## Contents¶

- Introduction
- Libraries
- Example: Advertising Data
- Questions About the Advertising Data
- Simple Linear Regression
- Estimating ("Learning") Model Coefficients
- Interpreting Model Coefficients
- Using the Model for Prediction
- Plotting the Least Squares Line
- Confidence in our Model
- Hypothesis Testing and p-values
- How Well Does the Model Fit the data?
- Multiple Linear Regression
- Feature Selection
- Model Evaluation Metrics for Regression
- Model Evaluation Using Train/Test Split
- Handling Categorical Features with Two Categories
- Handling Categorical Features with More than Two Categories

*This tutorial is derived from Kevin Markham's tutorial on Linear Regression but modified for compatibility with Python 3.*

## 1. Introduction¶

**Regression problems**are supervised learning problems in which the response is continuous**Linear regression**is a technique that is useful for regression problems.

**Classification problems**are supervised learning problems in which the response is categorical

**Benefits** of linear regression

- widely used
- runs fast
- easy to use (not a lot of tuning required)
- highly interpretable
- basis for many other methods

## 2. Libraries¶

```
# imports
import pandas as pd
import seaborn as sns
import statsmodels.formula.api as smf
from sklearn.linear_model import LinearRegression
from sklearn import metrics
from sklearn.cross_validation import train_test_split
import numpy as np
# allow plots to appear directly in the notebook
%matplotlib inline
```

## 3. Example: Advertising Data¶

Let's take a look at some data, ask some questions about that data, and then use linear regression to answer those questions!

```
# read data into a DataFrame
data = pd.read_csv('http://www-bcf.usc.edu/~gareth/ISL/Advertising.csv', index_col=0)
data.head()
```

```
# shape of the DataFrame
data.shape
```

```
# visualize the relationship between the features and the response using scatterplots
sns.pairplot(data, x_vars=['TV','Radio','Newspaper'], y_vars='Sales', size=7, aspect=0.7)
```

## 4. Questions About the Advertising Data¶

- Let's pretend you work for the company that manufactures and markets this widget
- The company might ask you the following: On the basis of this data, how should we spend our advertising money in the future?
- This general question might lead you to more specific questions:
- Is there a relationship between ads and sales?
- How strong is that relationship?
- Which ad types contribute to sales?
- What is the effect of each ad type of sales?
- Given ad spending in a particular market, can sales be predicted?
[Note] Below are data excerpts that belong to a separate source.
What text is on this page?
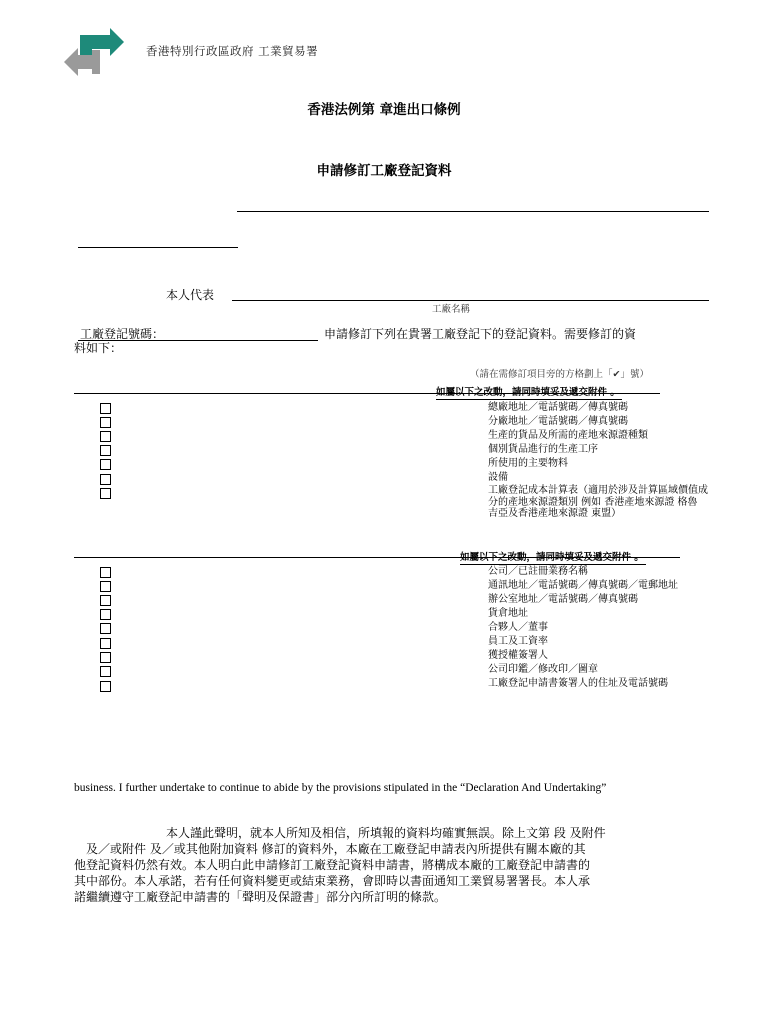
香港特別行政區政府 工業貿易署
香港法例第 章進出口條例
申請修訂工廠登記資料
本人代表
工廠名稱
工廠登記號碼：	申請修訂下列在貴署工廠登記下的登記資料。需要修訂的資
料如下：
（請在需修訂項目旁的方格劃上「✔」號）
如屬以下之改動，請同時填妥及遞交附件 。
總廠地址／電話號碼／傳真號碼
分廠地址／電話號碼／傳真號碼
生產的貨品及所需的產地來源證種類
個別貨品進行的生產工序
所使用的主要物料
設備
工廠登記成本計算表（適用於涉及計算區域價值成
分的產地來源證類別 例如 香港產地來源證 格魯
吉亞及香港產地來源證 東盟）
如屬以下之改動，請同時填妥及遞交附件 。
公司／已註冊業務名稱
通訊地址／電話號碼／傳真號碼／電郵地址
辦公室地址／電話號碼／傳真號碼
貨倉地址
合夥人／董事
員工及工資率
獲授權簽署人
公司印鑑／修改印／圖章
工廠登記申請書簽署人的住址及電話號碼
business. I further undertake to continue to abide by the provisions stipulated in the “Declaration And Undertaking”
本人謹此聲明，就本人所知及相信，所填報的資料均確實無誤。除上文第 段 及附件
及／或附件 及／或其他附加資料 修訂的資料外，本廠在工廠登記申請表內所提供有關本廠的其
他登記資料仍然有效。本人明白此申請修訂工廠登記資料申請書，將構成本廠的工廠登記申請書的
其中部份。本人承諾，若有任何資料變更或結束業務，會即時以書面通知工業貿易署署長。本人承
諾繼續遵守工廠登記申請書的「聲明及保證書」部分內所訂明的條款。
**We will explore these questions below.**

## 5. Simple Linear Regression¶

- Simple linear regression is an approach for predicting a
**quantitative response**using a**single feature**(or "predictor" or "input variable") - It takes the following form:
- $y = \beta_0 + \beta_1x$

What does each term represent?

- $y$ is the response
- $x$ is the feature
- $\beta_0$ is the intercept
$\beta_1$ is the coefficient for x

$\beta_0$ and $\beta_1$ are called the

**model coefficients**

To create your model, you must "learn" the values of these coefficients. Once we've learned these coefficients, we can use the model to predict Sales.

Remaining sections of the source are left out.